“Bond King” Bill Gross offered a bearish view of the stock market, just as the “Oracle of Omaha” Warren Buffett also signaled less optimism.
In a post on X early Friday, Gross said there are very few “bull stocks” and pointed to pipeline master limited partnerships, banks, and financials in general.
“Investors should stop talking about buying the dip and start asking about selling recoveries,” the cofounder of PIMCO added.
The tweet came before stocks sold off hard on weak payroll data Friday morning but after a steep dive on Thursday, when a surprisingly low reading of the Institute for Supply Management’s manufacturing index sparked a reversal in the market.

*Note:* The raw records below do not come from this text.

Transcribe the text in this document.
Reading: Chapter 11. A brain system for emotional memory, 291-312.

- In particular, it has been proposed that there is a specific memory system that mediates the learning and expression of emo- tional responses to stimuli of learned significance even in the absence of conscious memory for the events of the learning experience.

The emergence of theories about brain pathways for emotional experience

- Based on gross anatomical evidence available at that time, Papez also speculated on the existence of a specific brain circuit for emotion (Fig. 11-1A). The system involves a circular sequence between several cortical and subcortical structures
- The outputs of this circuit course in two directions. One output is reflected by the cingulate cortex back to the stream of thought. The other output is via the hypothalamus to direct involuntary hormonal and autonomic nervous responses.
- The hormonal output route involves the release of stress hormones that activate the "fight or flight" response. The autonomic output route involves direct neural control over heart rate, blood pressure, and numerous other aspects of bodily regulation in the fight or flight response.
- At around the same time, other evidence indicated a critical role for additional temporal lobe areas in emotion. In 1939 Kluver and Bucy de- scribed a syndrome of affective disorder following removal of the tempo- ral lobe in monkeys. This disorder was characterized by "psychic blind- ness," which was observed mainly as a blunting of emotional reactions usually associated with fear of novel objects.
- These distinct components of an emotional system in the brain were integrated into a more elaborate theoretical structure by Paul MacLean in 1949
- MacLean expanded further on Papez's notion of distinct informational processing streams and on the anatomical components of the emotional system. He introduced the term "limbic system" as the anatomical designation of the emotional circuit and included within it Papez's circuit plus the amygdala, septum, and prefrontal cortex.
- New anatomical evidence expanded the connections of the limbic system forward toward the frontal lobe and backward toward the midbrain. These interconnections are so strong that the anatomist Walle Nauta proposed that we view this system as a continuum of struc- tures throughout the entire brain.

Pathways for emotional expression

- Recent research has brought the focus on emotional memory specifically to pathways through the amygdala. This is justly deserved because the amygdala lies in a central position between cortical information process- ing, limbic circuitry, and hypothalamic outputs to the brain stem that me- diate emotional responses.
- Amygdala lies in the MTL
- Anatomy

On Saturday, Berkshire Hathaway’s second-quarter earnings report revealed that Buffett’s conglomerate sold a net $75.5 billion worth of stock and nearly halved its stake in Apple.
The transactions took place before the recent stock selloff, when the S&P 500 was regularly setting fresh record highs.

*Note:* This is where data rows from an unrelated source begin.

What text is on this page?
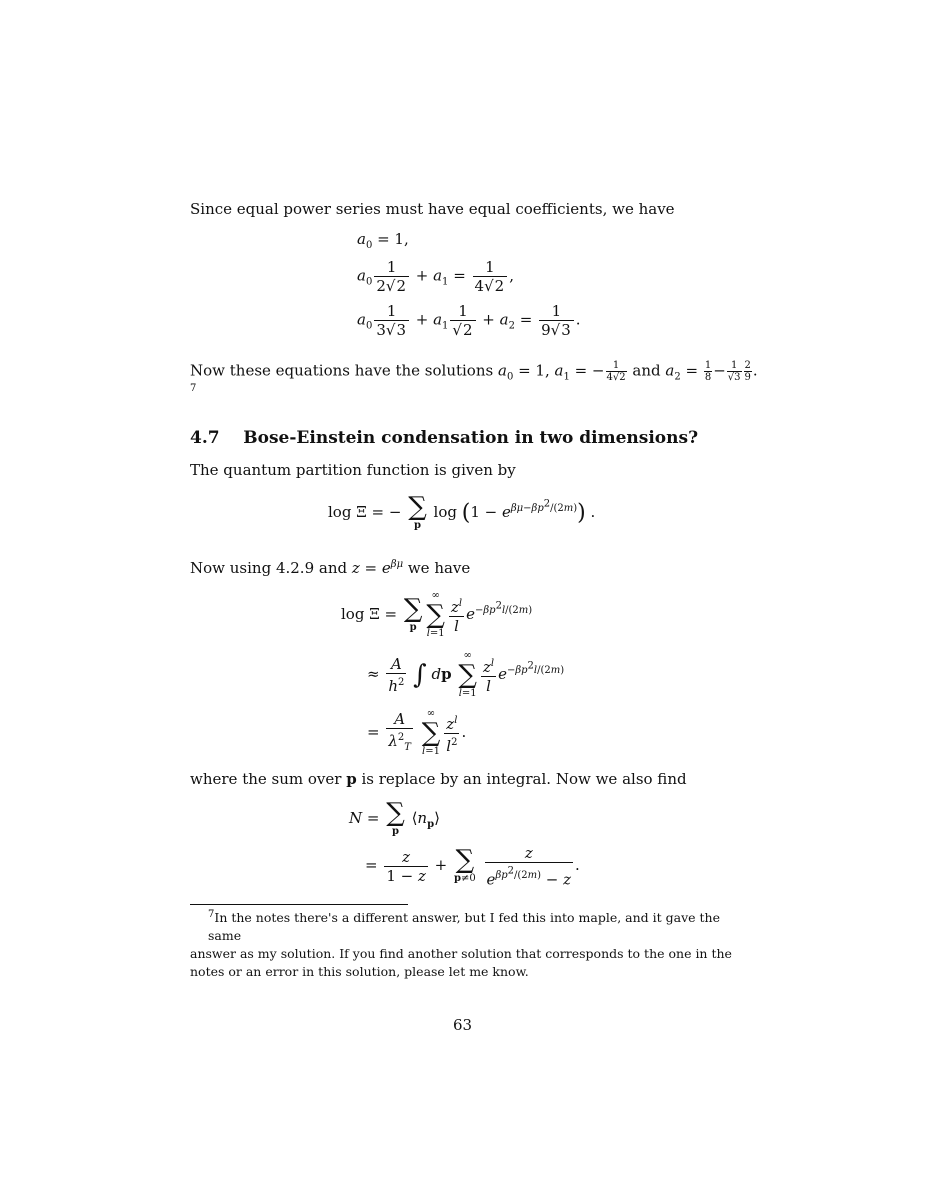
Since equal power series must have equal coefficients, we have
$a_0 = 1$,
$a_0 \frac{1}{2√2} + a_1 = \frac{1}{4√2}$ ,
$a_0 \frac{1}{3√3} + a_1 \frac{1}{√2} + a_2 = \frac{1}{9√3}$ .
Now these equations have the solutions $a_0 = 1$, $a_1$ = − $\frac{1}{4√2}$ and $a_2 = \frac{1}{8} - \frac{1}{√3} \frac{2}{9}$ .
7
4.7 Bose-Einstein condensation in two dimensions?
The quantum partition function is given by
log Ξ = − ∑
p
$\log (1 - e^{\beta\mu-\beta p^2/(2m)})$ .
Now using 4.2.9 and $z = e^{\beta\mu}$ we have
log Ξ = ∑
p
∞
∑
$l=1 \frac{z^l}{l} e^{-\beta p^2l/(2m)}$
≈ $\frac{A}{h^2}$ ∫ dp
∞
∑
$l=1 \frac{z^l}{l} e^{-\beta p^2l/(2m)}$
= $\frac{A}{\lambda^2_T}$
	∞
∑
$l=1 \frac{z^l}{l^2}$ .
where the sum over p is replace by an integral. Now we also find
N = ∑
p
$⟨n_p⟩$
= $\frac{z}{1 - z}$ + ∑
p≠0
$\frac{z}{e^{\beta p^2/(2m)} - z}$ .
$^7$In the notes there's a different answer, but I fed this into maple, and it gave the same
answer as my solution. If you find another solution that corresponds to the one in the
notes or an error in this solution, please let me know.
63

“You could conclude this is another sell signal,” Jim Shanahan, an analyst at Edward Jones, told Bloomberg. “This was a far higher level of selling activity than we were expecting.”
Buffett’s stock dump was so aggressive that he didn’t rule out the sale of Berkshire’s remaining Apple stake, which he estimates is about 400 million shares. “I don’t think zero’s out of the question now.”

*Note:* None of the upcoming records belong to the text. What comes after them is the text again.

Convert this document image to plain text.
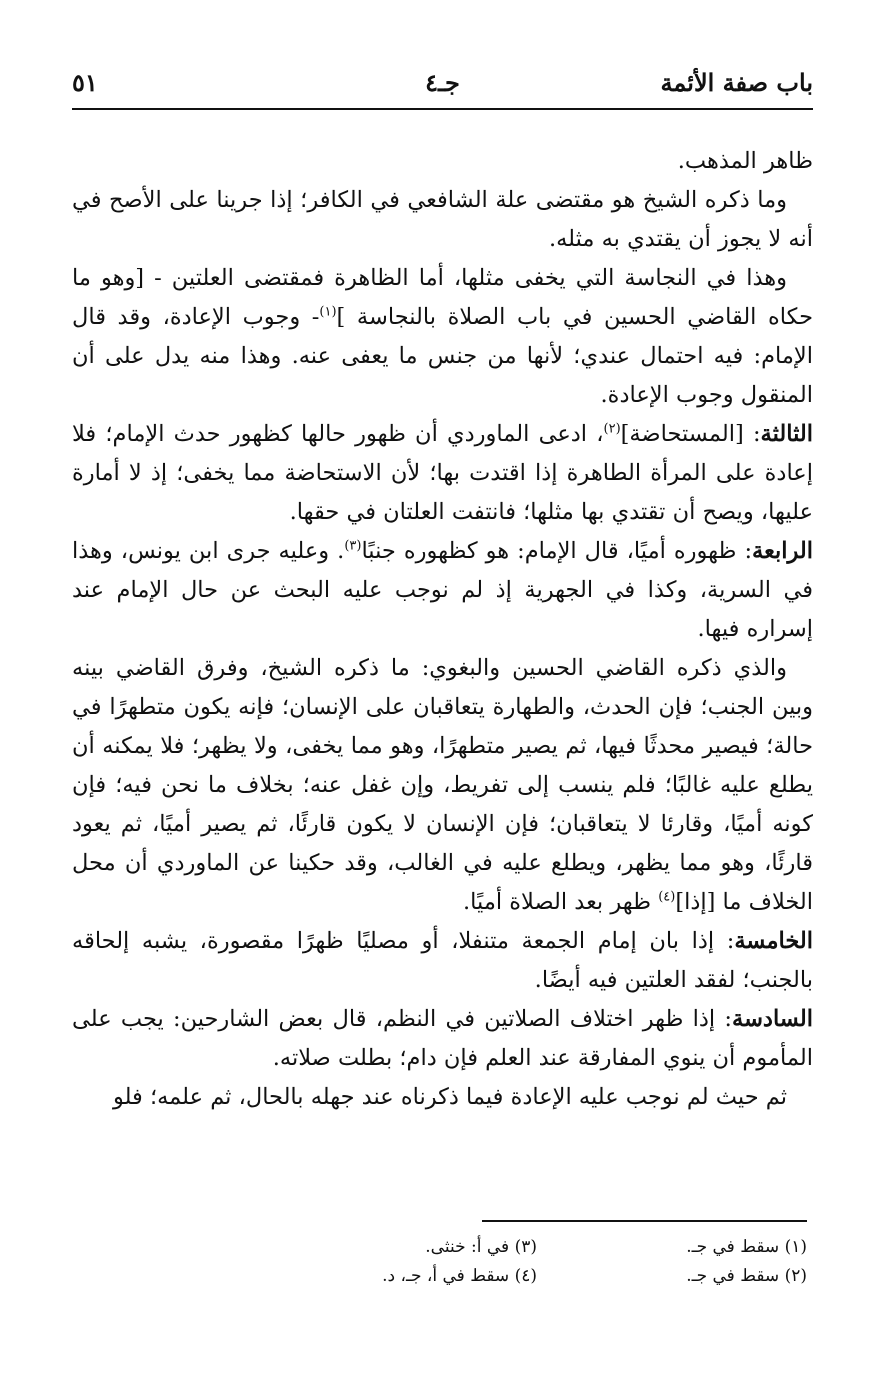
باب صفة الأئمة
جـ٤
٥١

ظاهر المذهب.

وما ذكره الشيخ هو مقتضى علة الشافعي في الكافر؛ إذا جرينا على الأصح في أنه لا يجوز أن يقتدي به مثله.

وهذا في النجاسة التي يخفى مثلها، أما الظاهرة فمقتضى العلتين - [وهو ما حكاه القاضي الحسين في باب الصلاة بالنجاسة ]$^{(١)}$- وجوب الإعادة، وقد قال الإمام: فيه احتمال عندي؛ لأنها من جنس ما يعفى عنه. وهذا منه يدل على أن المنقول وجوب الإعادة.

الثالثة: [المستحاضة]$^{(٢)}$، ادعى الماوردي أن ظهور حالها كظهور حدث الإمام؛ فلا إعادة على المرأة الطاهرة إذا اقتدت بها؛ لأن الاستحاضة مما يخفى؛ إذ لا أمارة عليها، ويصح أن تقتدي بها مثلها؛ فانتفت العلتان في حقها.

الرابعة: ظهوره أميًا، قال الإمام: هو كظهوره جنبًا$^{(٣)}$. وعليه جرى ابن يونس، وهذا في السرية، وكذا في الجهرية إذ لم نوجب عليه البحث عن حال الإمام عند إسراره فيها.

والذي ذكره القاضي الحسين والبغوي: ما ذكره الشيخ، وفرق القاضي بينه وبين الجنب؛ فإن الحدث، والطهارة يتعاقبان على الإنسان؛ فإنه يكون متطهرًا في حالة؛ فيصير محدثًا فيها، ثم يصير متطهرًا، وهو مما يخفى، ولا يظهر؛ فلا يمكنه أن يطلع عليه غالبًا؛ فلم ينسب إلى تفريط، وإن غفل عنه؛ بخلاف ما نحن فيه؛ فإن كونه أميًا، وقارئا لا يتعاقبان؛ فإن الإنسان لا يكون قارئًا، ثم يصير أميًا، ثم يعود قارئًا، وهو مما يظهر، ويطلع عليه في الغالب، وقد حكينا عن الماوردي أن محل الخلاف ما [إذا]$^{(٤)}$ ظهر بعد الصلاة أميًا.

الخامسة: إذا بان إمام الجمعة متنفلا، أو مصليًا ظهرًا مقصورة، يشبه إلحاقه بالجنب؛ لفقد العلتين فيه أيضًا.

السادسة: إذا ظهر اختلاف الصلاتين في النظم، قال بعض الشارحين: يجب على المأموم أن ينوي المفارقة عند العلم فإن دام؛ بطلت صلاته.

ثم حيث لم نوجب عليه الإعادة فيما ذكرناه عند جهله بالحال، ثم علمه؛ فلو

(١) سقط في جـ.
(٣) في أ: خنثى.
(٢) سقط في جـ.
(٤) سقط في أ، جـ، د.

His stock selling spree has continued into the third quarter. Over the last few weeks, Berkshire has unloaded nearly $4 billion in Bank of America shares.
CFRA Research analyst Cathy Seifert told the Associated Press that Berkshire’s Apple stock sale looks more like responsible portfolio management, given that the iPhone maker had grown to such a large chunk of Buffett’s holdings.
It follows earlier moves to trim that part of the portfolio. In May, Berkshire disclosed the sale of 100 million Apple shares, amounting to 13% of its stake at the time.
Still, Seifert acknowledged that Buffett may be bracing for a downturn: “This is a company girding itself for a weaker economic climate.”
But others on Wall Street remain bullish. Jay Hatfield, CEO at Infrastructure Capital Advisors, said in a note Friday that the jobs reports confirms the economy is slowing but doesn’t signal the U.S. will enter a recession.
He reiterated a 6,000 price target on the S&P 500, indicating 12% upside from the last close, and predicted a rally toward the end of the year the election offers more clarity and the economy continues to show slow growth.